Welcome to the Ministry of Multispecies Communications
Friday 7 August 2020
Rachel Clarke talks about making the Ministry of Multispecies Communications walk into a virtual one, as part of the HCI summer festival.
In February this year I was in the midst of planning a number of multispecies walks. One in Eindhoven as part of the DIS 2020 conference, the other in London as part of a More-than-Human: data interactions in the smart city project working with City, University of London, Goldsmiths, London School of Communications and Warwick University (part of the EPSRC funded Human Data Interactions Network.)
By the end of March it was clear these walks were not going to happen, at least in the format I had originally intended. Since then I have packed up my office, set-up a new office in the corner of my spare bedroom, moved jobs, and one of my collaborators has headed to Australia to get help with childcare under lockdown.
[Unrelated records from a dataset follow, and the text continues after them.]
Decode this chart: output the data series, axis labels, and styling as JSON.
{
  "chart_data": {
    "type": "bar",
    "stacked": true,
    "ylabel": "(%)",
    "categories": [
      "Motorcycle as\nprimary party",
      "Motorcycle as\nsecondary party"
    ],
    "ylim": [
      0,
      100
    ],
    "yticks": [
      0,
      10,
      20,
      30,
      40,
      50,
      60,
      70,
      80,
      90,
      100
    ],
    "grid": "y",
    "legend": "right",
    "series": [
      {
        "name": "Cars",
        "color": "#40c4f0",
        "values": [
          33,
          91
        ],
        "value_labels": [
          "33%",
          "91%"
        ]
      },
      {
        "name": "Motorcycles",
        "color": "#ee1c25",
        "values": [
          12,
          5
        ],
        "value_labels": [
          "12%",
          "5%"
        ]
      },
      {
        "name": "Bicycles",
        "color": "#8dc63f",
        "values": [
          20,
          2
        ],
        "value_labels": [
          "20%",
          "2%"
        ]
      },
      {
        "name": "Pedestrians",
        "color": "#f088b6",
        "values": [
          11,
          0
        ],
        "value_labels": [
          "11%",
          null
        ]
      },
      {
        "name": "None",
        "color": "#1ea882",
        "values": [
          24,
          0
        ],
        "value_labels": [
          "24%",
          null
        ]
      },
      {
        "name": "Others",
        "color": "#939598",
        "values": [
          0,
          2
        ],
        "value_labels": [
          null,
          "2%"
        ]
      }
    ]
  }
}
Like many of us, it looked like I was going to have to abandon doing anything at all.
But as a way of forcing myself to think through some of the challenges of social distancing and how I might run these walks differently, I agreed to run a session as part of the HCI Summer Festival at the end of June this year. When I’ve run the walks before the basic premise has been about bringing communities together to reflect on how their urban environments could be improved to benefit other species and not just humans.
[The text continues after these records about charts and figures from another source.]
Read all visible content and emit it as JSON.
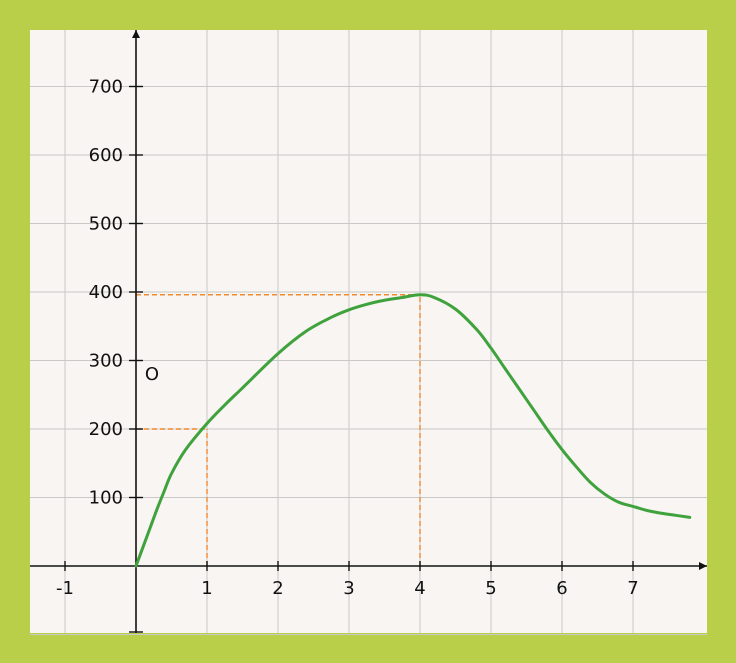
{
  "colors": {
    "frame": "#b9cf4a",
    "background": "#f8f5f2",
    "grid": "#c9c9c9",
    "axis": "#111111",
    "curve": "#3fa23c",
    "guides": "#f08a2c"
  },
  "chart_data": {
    "type": "line",
    "title": "",
    "xlabel": "",
    "ylabel": "",
    "xlim": [
      -1.5,
      8.1
    ],
    "ylim": [
      -100,
      750
    ],
    "grid": true,
    "origin_label": "O",
    "x_ticks": [
      "-1",
      "1",
      "2",
      "3",
      "4",
      "5",
      "6",
      "7"
    ],
    "y_ticks": [
      "100",
      "200",
      "300",
      "400",
      "500",
      "600",
      "700"
    ],
    "series": [
      {
        "name": "",
        "x": [
          0,
          0.1,
          0.2,
          0.3,
          0.4,
          0.5,
          0.7,
          1,
          1.25,
          1.5,
          2,
          2.4,
          2.75,
          3,
          3.25,
          3.5,
          3.75,
          4,
          4.2,
          4.5,
          4.8,
          5,
          5.2,
          5.4,
          5.6,
          5.8,
          6,
          6.2,
          6.4,
          6.6,
          6.8,
          7,
          7.2,
          7.4,
          7.6,
          7.8
        ],
        "y": [
          0,
          28,
          56,
          84,
          110,
          135,
          170,
          208,
          235,
          260,
          310,
          343,
          363,
          374,
          382,
          388,
          392,
          396,
          392,
          375,
          345,
          318,
          288,
          258,
          228,
          198,
          170,
          145,
          122,
          105,
          93,
          87,
          81,
          77,
          74,
          71
        ]
      }
    ],
    "reference_points": [
      {
        "x": 1,
        "y": 200
      },
      {
        "x": 4,
        "y": 396
      }
    ]
  }
}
The walks are set in the context of a future scenario where creatures have fled the cities to seek refuge elsewhere. With the help of a fictional government agency The Ministry of Multispecies Communications, I invite people to design and wear masks from different creatures adapted with special communication and sensor capabilities. We then walk around with our masks to consider how spaces could be adapted for these plants, animals and insects, and how changes might benefit some species and not others.
The walks were developed as a response to a workshop in a disused mine in Genk and Hasselt, Belgium as part of the Participatory Design Conference in 2018. Here a group of international interdisciplinary researchers came together to explore how participatory design sensibilities could move beyond efficient smart city responses to managing resources for human benefit to the potential catastrophe of mass species loss.
In re-imagining the walk I Initially thought I could just use Zoom. But at the start of June, like many of us, I was starting to get Zoom fatigue. I decided to experiment with WhatsApp as a familiar platform that can manage different kinds of audio-visual content. I designed a training manual for participants to make their masks, set-up a WhatsApp group and sent an orientation video before we started.
Everyone who took part created fantastical unique masks of creatures they somehow felt a connection to. For an hour we exchanged ideas about how to make use of the data networks in our neighbourhoods as crows, trees, foxes, hedgehog, butterflies, spiders and wildflowers. It was fun, but also hard. As with many online platforms, creating a sense of togetherness as we wandered the streets with our masks, (feeling slightly strange and embarrassed as we encountered inquisitive neighbours and strangers) was difficult.
Yet, despite this awkwardness, the approach also potentially opened up possibilities for other ways of engaging in these spaces and issues differently. It wasn’t just a case of translating a collective face-to-face experience to a digital platform. The invitation to participate and WhatsApp together seemed to support collegiate, if not fragmented, insights into how people perceive multispecies data in their neighbourhoods, particularly for those who may have to stay indoors due to shielding, care duties or physical abilities. I’m in the process of reflecting on these insights as I work with partners to run these sessions again in the next few months.
Thank you to Sara Heitlinger and Noortje Marres for the initial inspiration for this work. Also Alison Powell for her data walking approach. Further thanks to Ko-Le Chen, Simran Chopra, Dave Clarke-Mason, Hazel Dixon, Cally Gatehouse, Maria Murray, Rebecca and Amber Taylor for their amazing mask making, contributions and discussions.